Karena itu, Rofi mendesak komitmen Kementerian Energi dan Sumber Daya Mineral (ESDM) agar segera memberikan tenggat waktu dan tempat yang pasti kepada Vivo Energy untuk segera membuka SPBU miliknya di daerah-daerah yang memiliki karakteristik 3T (tertinggal, terdepan dan terluar).
“Sebagai bentuk komitmen terhadap kebijakan BBM satu harga maka sudah seharusnya program pendirian SPBU vivo di luar Jawa segera terealisasi paling lambat tahun 2017. Tentu saja dengan kualitas harga dan layanan yang sama seperti di Jakarta. Jika mampu terealisasi akan menjadi sebuah bukti konkrit keberpihakan pemerintah dalam memberikan layanan terbaik kepada konsumen diseluruh wilayah Indonesia,” tegasnya.

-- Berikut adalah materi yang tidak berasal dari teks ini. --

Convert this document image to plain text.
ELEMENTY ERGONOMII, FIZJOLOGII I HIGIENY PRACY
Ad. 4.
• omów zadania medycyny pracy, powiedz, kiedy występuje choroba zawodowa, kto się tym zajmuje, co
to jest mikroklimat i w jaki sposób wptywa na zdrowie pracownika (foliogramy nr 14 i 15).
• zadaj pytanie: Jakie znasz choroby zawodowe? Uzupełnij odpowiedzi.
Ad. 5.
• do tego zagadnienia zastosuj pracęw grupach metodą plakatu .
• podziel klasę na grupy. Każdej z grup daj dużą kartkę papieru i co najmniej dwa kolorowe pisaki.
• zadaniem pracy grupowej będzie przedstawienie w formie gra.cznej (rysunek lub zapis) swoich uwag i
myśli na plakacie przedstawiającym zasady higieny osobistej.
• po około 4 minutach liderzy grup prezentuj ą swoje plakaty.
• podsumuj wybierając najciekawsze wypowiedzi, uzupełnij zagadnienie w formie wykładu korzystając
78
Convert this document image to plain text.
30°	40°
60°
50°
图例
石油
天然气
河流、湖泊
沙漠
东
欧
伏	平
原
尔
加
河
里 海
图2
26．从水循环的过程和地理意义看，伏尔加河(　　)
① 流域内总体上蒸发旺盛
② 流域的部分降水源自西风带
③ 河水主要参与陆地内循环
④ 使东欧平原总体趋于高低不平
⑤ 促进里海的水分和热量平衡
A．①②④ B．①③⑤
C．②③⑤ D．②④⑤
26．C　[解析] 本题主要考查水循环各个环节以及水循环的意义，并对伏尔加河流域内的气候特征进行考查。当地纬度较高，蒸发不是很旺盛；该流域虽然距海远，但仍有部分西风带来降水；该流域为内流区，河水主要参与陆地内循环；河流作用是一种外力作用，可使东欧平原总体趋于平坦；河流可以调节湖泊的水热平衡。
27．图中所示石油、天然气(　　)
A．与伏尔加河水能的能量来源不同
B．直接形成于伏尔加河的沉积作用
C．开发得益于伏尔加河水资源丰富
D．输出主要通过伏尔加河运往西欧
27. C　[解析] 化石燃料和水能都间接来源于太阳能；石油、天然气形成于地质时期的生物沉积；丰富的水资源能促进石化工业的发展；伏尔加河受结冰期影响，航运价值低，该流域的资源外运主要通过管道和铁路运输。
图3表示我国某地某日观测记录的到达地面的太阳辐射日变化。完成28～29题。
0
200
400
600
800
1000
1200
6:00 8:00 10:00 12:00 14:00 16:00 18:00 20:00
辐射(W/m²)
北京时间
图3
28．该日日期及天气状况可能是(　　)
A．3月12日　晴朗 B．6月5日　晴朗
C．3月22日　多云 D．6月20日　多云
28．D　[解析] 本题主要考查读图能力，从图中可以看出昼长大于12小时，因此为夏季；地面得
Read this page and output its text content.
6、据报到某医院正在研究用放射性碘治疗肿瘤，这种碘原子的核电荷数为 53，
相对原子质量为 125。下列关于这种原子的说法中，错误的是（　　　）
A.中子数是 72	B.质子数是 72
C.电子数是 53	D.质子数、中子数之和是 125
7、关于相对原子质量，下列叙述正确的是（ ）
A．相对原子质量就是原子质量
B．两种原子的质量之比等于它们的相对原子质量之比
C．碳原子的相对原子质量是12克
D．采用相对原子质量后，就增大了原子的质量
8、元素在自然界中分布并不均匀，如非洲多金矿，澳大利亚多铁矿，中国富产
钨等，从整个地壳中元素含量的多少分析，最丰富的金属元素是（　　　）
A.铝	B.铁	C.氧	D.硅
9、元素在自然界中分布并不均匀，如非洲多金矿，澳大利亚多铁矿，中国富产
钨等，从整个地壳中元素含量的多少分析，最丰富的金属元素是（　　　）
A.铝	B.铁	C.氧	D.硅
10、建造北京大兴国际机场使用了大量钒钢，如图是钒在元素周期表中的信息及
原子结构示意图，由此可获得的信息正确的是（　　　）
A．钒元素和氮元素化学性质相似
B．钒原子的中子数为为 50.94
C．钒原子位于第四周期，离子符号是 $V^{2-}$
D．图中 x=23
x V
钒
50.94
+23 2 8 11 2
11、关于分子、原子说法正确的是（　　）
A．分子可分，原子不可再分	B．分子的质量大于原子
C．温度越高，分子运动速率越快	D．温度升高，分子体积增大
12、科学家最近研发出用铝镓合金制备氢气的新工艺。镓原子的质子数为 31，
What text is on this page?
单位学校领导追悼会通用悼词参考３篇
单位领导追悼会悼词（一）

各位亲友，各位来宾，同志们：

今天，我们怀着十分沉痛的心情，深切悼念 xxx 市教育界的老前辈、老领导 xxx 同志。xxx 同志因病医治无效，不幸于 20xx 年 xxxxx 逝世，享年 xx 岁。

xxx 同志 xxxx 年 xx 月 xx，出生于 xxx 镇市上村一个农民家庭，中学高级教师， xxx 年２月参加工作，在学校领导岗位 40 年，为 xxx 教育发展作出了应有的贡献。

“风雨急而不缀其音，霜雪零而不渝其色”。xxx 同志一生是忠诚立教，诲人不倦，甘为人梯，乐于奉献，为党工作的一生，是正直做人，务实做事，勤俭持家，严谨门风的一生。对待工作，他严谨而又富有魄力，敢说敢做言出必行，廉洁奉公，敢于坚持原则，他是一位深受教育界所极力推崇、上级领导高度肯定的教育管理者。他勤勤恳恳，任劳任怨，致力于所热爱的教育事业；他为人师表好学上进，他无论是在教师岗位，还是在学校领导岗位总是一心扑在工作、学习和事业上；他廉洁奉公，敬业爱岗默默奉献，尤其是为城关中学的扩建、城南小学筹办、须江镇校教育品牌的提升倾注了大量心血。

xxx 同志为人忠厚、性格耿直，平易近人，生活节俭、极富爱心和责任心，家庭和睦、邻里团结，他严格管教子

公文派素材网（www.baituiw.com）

Tidak hanya itu, anggota Panitia Kerja (Panja) Migas ini juga mengingatkan Vivo Energy agar dalam melakukan penjualan BBM RON 89 bukan hanya sebagai sebuah strategi marketing dan terobosan pemasaran, tapi sebagai bentuk keseriusan dalam membangun infrastruktur distribusi yang terjangkau bagi masyarakat. Karena sebelum ini, Vivo energy sudah pernah beroperasi dan terhenti.
“Pada awalnya Vivo berencana membangun kembali 6-7 SPBU. Pengembangan ini keliatannya memang sedikit, tapi jangan lupa bahwa dapat berlaku hukum pasar. Bila ada barang lebih murah, maka konsumen akan berpindah. Bukan tidak mungkin justru menggeser SPBU Pertamina yang lain (di Jabodetabek),” ujar Rofi.
Sebagaimana diketahui, Vivo memasarkan harga Revvo 89 (Ron 89) seharga Rp 6.100 per liter, lebih rendah dari harga premium (Ron 88) yang seharga Rp 6.450 per liter untuk kawasan Jawa-Madura-Bali. Tidak hanya jenis Revvo 89, SPBU Vivo juga menjual BBM jenis Revvo 90 (setara dengan pertalite) per liternya Rp 7.500, dan Revvo 92 (setara dengan pertamax) Rp 8.250 per liter.